7/25/07 Vol. 4 #19

Glorious weather this last week and a little eerie, similar to when hurricanes are around and they suck all the moisture up into their circulation, creating strangely clear skies with clouds moving in directions completely different than normal.  None the less we have been enjoying almost sweat free work and getting things done in the afternoons that we would normally just put off because it would be just too beastly to be out “there”.   At some point you know the other shoe must drop and so it did this week.  That shoe being the continuing and deepening drought.  Sunday I was going down to turn the irrigation on and and found the gravity feed line, that we use to run water out of the creek to help keep the pumping pond full, was not running.  This happens from time to time, especially when the creek flow is very low.  I walked back up to the head of the field to check the creek and the line to find the creek not running at all.  This is not the first time we have seen the creek dry up but it is very unusual (it has happened maybe 5 times in 26 years) and is a sure sign of seriously dry conditions.

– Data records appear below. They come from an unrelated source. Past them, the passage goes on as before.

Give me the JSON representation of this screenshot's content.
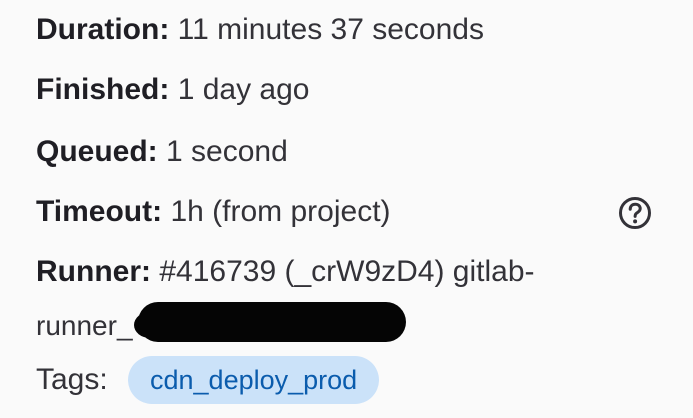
{
  "job_details": {
    "duration": {
      "label": "Duration:",
      "value": "11 minutes 37 seconds"
    },
    "finished": {
      "label": "Finished:",
      "value": "1 day ago"
    },
    "queued": {
      "label": "Queued:",
      "value": "1 second"
    },
    "timeout": {
      "label": "Timeout:",
      "value": "1h (from project)"
    },
    "runner": {
      "label": "Runner:",
      "value_line1": "#416739 (_crW9zD4) gitlab-",
      "value_line2": "runner_"
    },
    "tags": {
      "label": "Tags:",
      "items": [
        "cdn_deploy_prod"
      ]
    }
  },
  "icons": {
    "timeout_help": "question-circle-icon"
  },
  "colors": {
    "text": "#333238",
    "label": "#1f1e24",
    "tag_background": "#cbe2f9",
    "tag_text": "#0b5cad",
    "redaction": "#050505"
  }
}
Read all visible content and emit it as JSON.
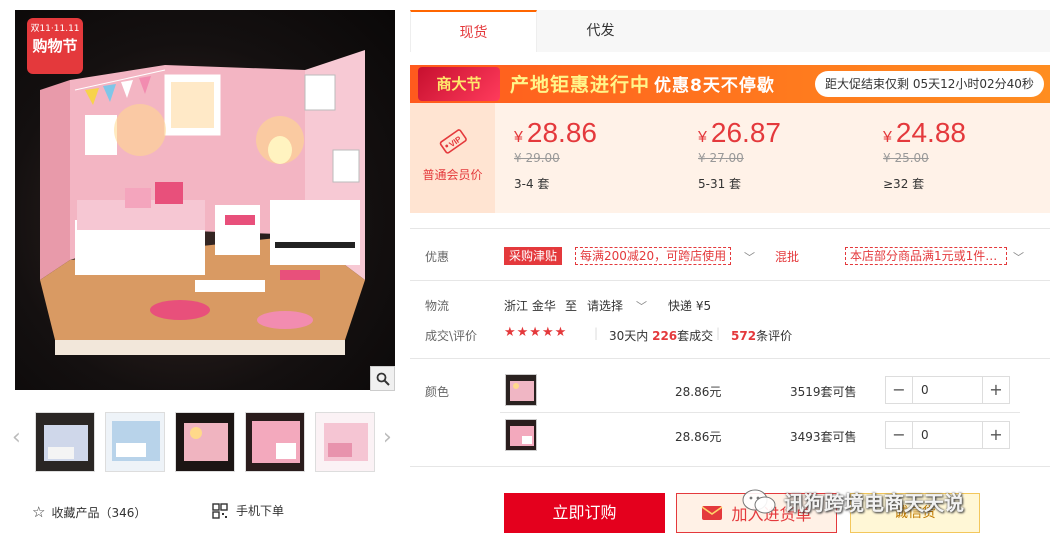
{
  "badge": {
    "top": "双11·11.11",
    "big": "购物节"
  },
  "gallery": {
    "favorite_label": "收藏产品（346）",
    "mobile_label": "手机下单"
  },
  "tabs": [
    {
      "label": "现货",
      "active": true
    },
    {
      "label": "代发",
      "active": false
    }
  ],
  "promo": {
    "logo": "商大节",
    "headline": "产地钜惠进行中",
    "sub": "优惠8天不停歇",
    "countdown": "距大促结束仅剩 05天12小时02分40秒"
  },
  "pricing": {
    "member_label": "普通会员价",
    "tiers": [
      {
        "price": "28.86",
        "old": "¥ 29.00",
        "qty": "3-4 套"
      },
      {
        "price": "26.87",
        "old": "¥ 27.00",
        "qty": "5-31 套"
      },
      {
        "price": "24.88",
        "old": "¥ 25.00",
        "qty": "≥32 套"
      }
    ],
    "currency": "¥"
  },
  "offers": {
    "label": "优惠",
    "tag1": "采购津贴",
    "coupon1": "每满200减20，可跨店使用",
    "tag2": "混批",
    "coupon2": "本店部分商品满1元或1件…"
  },
  "logistics": {
    "label": "物流",
    "from": "浙江 金华",
    "to_word": "至",
    "to_select": "请选择",
    "express": "快递 ¥5"
  },
  "deals": {
    "label": "成交\\评价",
    "stars": "★★★★★",
    "days_prefix": "30天内",
    "count": "226",
    "count_suffix": "套成交",
    "reviews": "572",
    "reviews_suffix": "条评价"
  },
  "sku": {
    "label": "颜色",
    "rows": [
      {
        "price": "28.86元",
        "stock": "3519套可售",
        "qty": "0"
      },
      {
        "price": "28.86元",
        "stock": "3493套可售",
        "qty": "0"
      }
    ]
  },
  "actions": {
    "buy": "立即订购",
    "cart": "加入进货单",
    "wholesale": "诚信贷"
  },
  "watermark": "讯狗跨境电商天天说",
  "colors": {
    "accent": "#e4393c",
    "orange": "#ff6a00"
  }
}
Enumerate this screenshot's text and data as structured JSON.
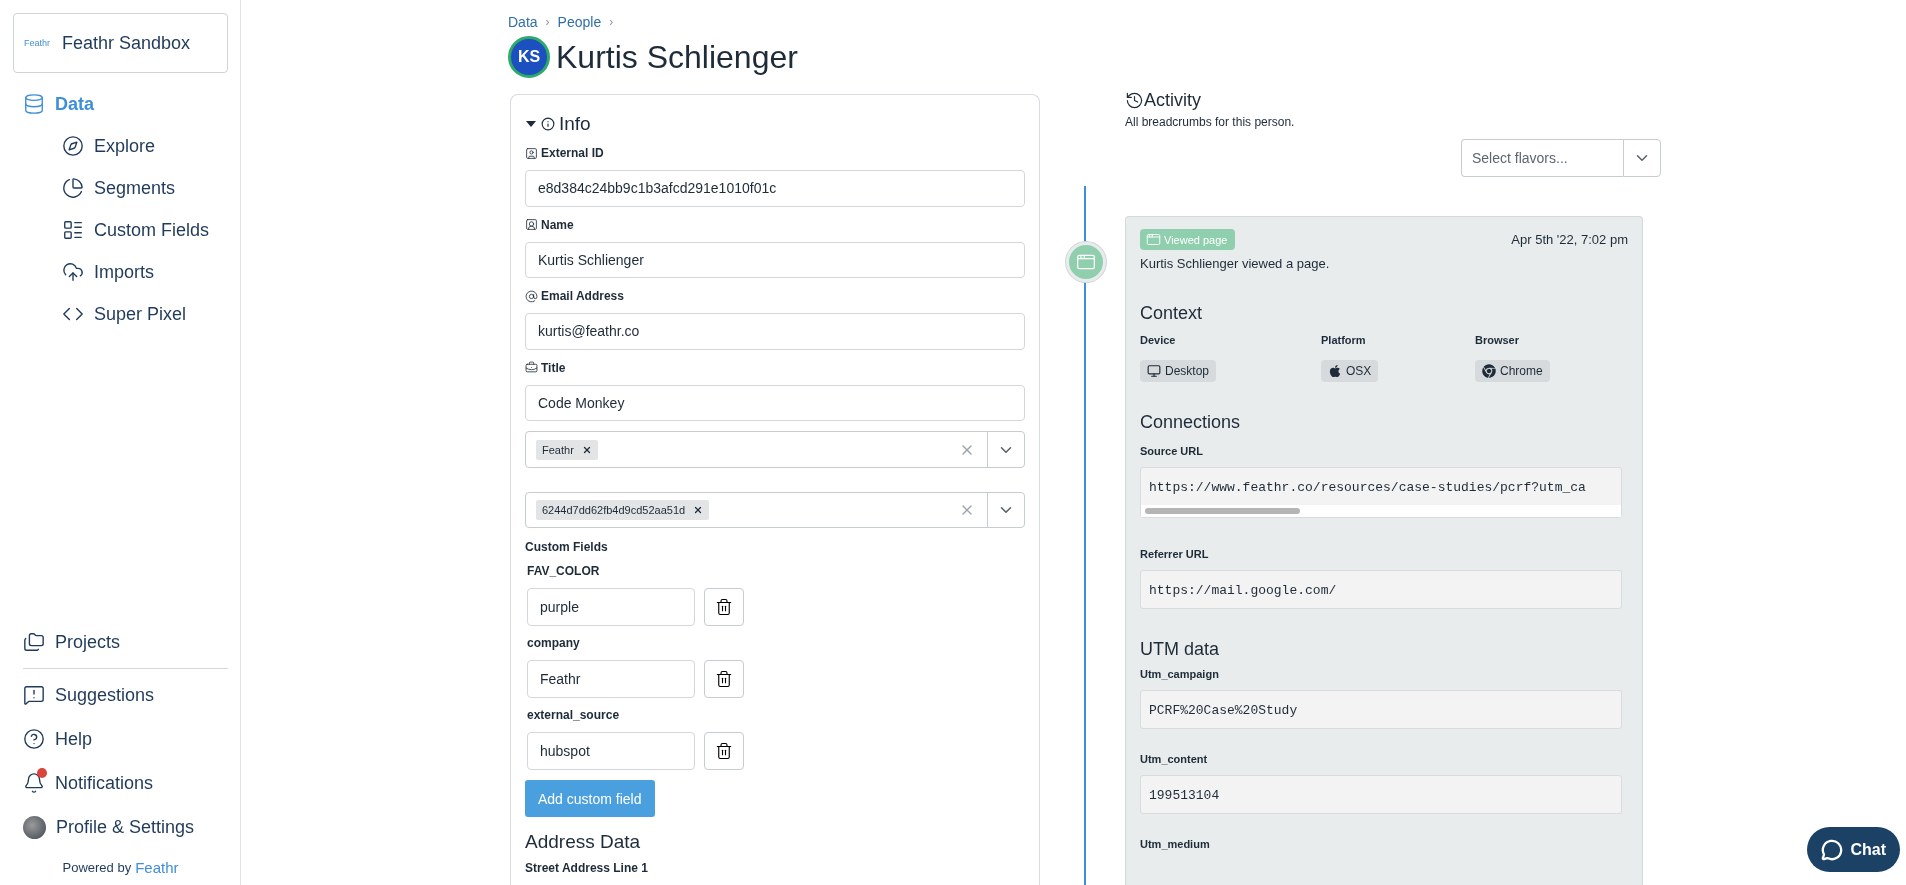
{
  "sidebar": {
    "workspace": {
      "logo": "Feathr",
      "name": "Feathr Sandbox"
    },
    "nav": [
      {
        "label": "Data",
        "selected": true,
        "children": [
          {
            "label": "Explore",
            "selected": false
          },
          {
            "label": "Segments",
            "selected": false
          },
          {
            "label": "Custom Fields",
            "selected": false
          },
          {
            "label": "Imports",
            "selected": false
          },
          {
            "label": "Super Pixel",
            "selected": false
          }
        ]
      }
    ],
    "footer": [
      {
        "label": "Projects",
        "kind": "projects"
      },
      {
        "label": "Suggestions",
        "kind": "suggestions"
      },
      {
        "label": "Help",
        "kind": "help"
      },
      {
        "label": "Notifications",
        "kind": "notifications",
        "alert": true
      },
      {
        "label": "Profile & Settings",
        "kind": "profile"
      }
    ],
    "powered_by": {
      "text": "Powered by",
      "brand": "Feathr"
    }
  },
  "breadcrumbs": {
    "separator": "›",
    "items": [
      "Data",
      "People"
    ]
  },
  "person": {
    "initials": "KS",
    "name": "Kurtis Schlienger"
  },
  "info": {
    "title": "Info",
    "expanded": true,
    "fields": [
      {
        "kind": "id",
        "label": "External ID",
        "value": "e8d384c24bb9c1b3afcd291e1010f01c"
      },
      {
        "kind": "name",
        "label": "Name",
        "value": "Kurtis Schlienger"
      },
      {
        "kind": "email",
        "label": "Email Address",
        "value": "kurtis@feathr.co"
      },
      {
        "kind": "title",
        "label": "Title",
        "value": "Code Monkey"
      }
    ],
    "selects": [
      {
        "tags": [
          "Feathr"
        ]
      },
      {
        "tags": [
          "6244d7dd62fb4d9cd52aa51d"
        ]
      }
    ],
    "custom_fields": {
      "title": "Custom Fields",
      "items": [
        {
          "name": "FAV_COLOR",
          "value": "purple"
        },
        {
          "name": "company",
          "value": "Feathr"
        },
        {
          "name": "external_source",
          "value": "hubspot"
        }
      ],
      "add_button": "Add custom field"
    },
    "address": {
      "title": "Address Data",
      "fields": [
        {
          "label": "Street Address Line 1"
        }
      ]
    }
  },
  "activity": {
    "title": "Activity",
    "subtitle": "All breadcrumbs for this person.",
    "filter": {
      "placeholder": "Select flavors..."
    },
    "events": [
      {
        "badge": "Viewed page",
        "time": "Apr 5th '22, 7:02 pm",
        "description": "Kurtis Schlienger viewed a page.",
        "context": {
          "title": "Context",
          "items": [
            {
              "kind": "device",
              "label": "Device",
              "value": "Desktop"
            },
            {
              "kind": "platform",
              "label": "Platform",
              "value": "OSX"
            },
            {
              "kind": "browser",
              "label": "Browser",
              "value": "Chrome"
            }
          ]
        },
        "connections": {
          "title": "Connections",
          "items": [
            {
              "label": "Source URL",
              "value": "https://www.feathr.co/resources/case-studies/pcrf?utm_ca",
              "scroll": true
            },
            {
              "label": "Referrer URL",
              "value": "https://mail.google.com/",
              "scroll": false
            }
          ]
        },
        "utm": {
          "title": "UTM data",
          "items": [
            {
              "label": "Utm_campaign",
              "value": "PCRF%20Case%20Study"
            },
            {
              "label": "Utm_content",
              "value": "199513104"
            },
            {
              "label": "Utm_medium"
            }
          ]
        }
      }
    ]
  },
  "chat": {
    "label": "Chat"
  }
}
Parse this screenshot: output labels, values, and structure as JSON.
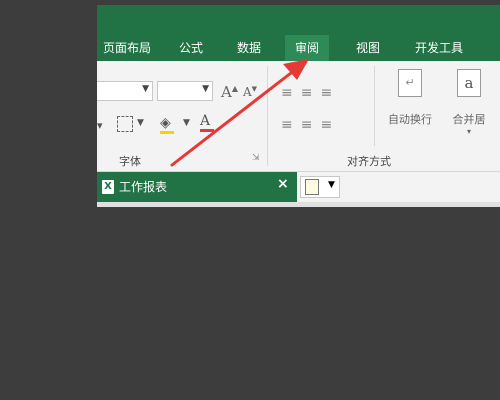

This drought is one of those insidious ones where it is not really apparent unless you are trying to keep plants alive and producing.  We think of most droughts as hot monsters that clamp down and it doesn’t rain at all for weeks.  This one is tricky, a little cool weather here to lull you into a false sense of comfort, a bit of rain there to make you say to yourself “well it rained just the other day”.  With the creek dry we are now down to using the last above ground water we have.  The “upper pond” as we refer to it is about two months worth of water when full, but after months of evaporation it was down about two feet already.  That was before I ran its water down hill to the pumping pond yesterday as it was less than half full.  We can refill the pumping pond about 4 times from the other until it is dry too.  Maybe six weeks of irrigation.  So it goes, daily watering to keep it all happy, cutting off crops as soon as we decide they are done, checking for leaks, deciding which crops are marginal and maybe won’t get any water at all or we won’t plant for fall as there just isn’t enough water to go around.  There are good things about droughts too, especially for us organic growers.   When it’s dry we have much less plant disease problems because the fungus and bacteria that cause the problems can’t thrive in dry conditions.  Weeds too are slowed down, they either don’t germinate at all or are not as vigorous and easier to kill.  And mowing is a marvelous thing, mow an area and it lasts for weeks, some areas of the farm I have only mowed once this year!

Picture of the Week
The pumping pond half full, water from the upper pond coming in at the top right.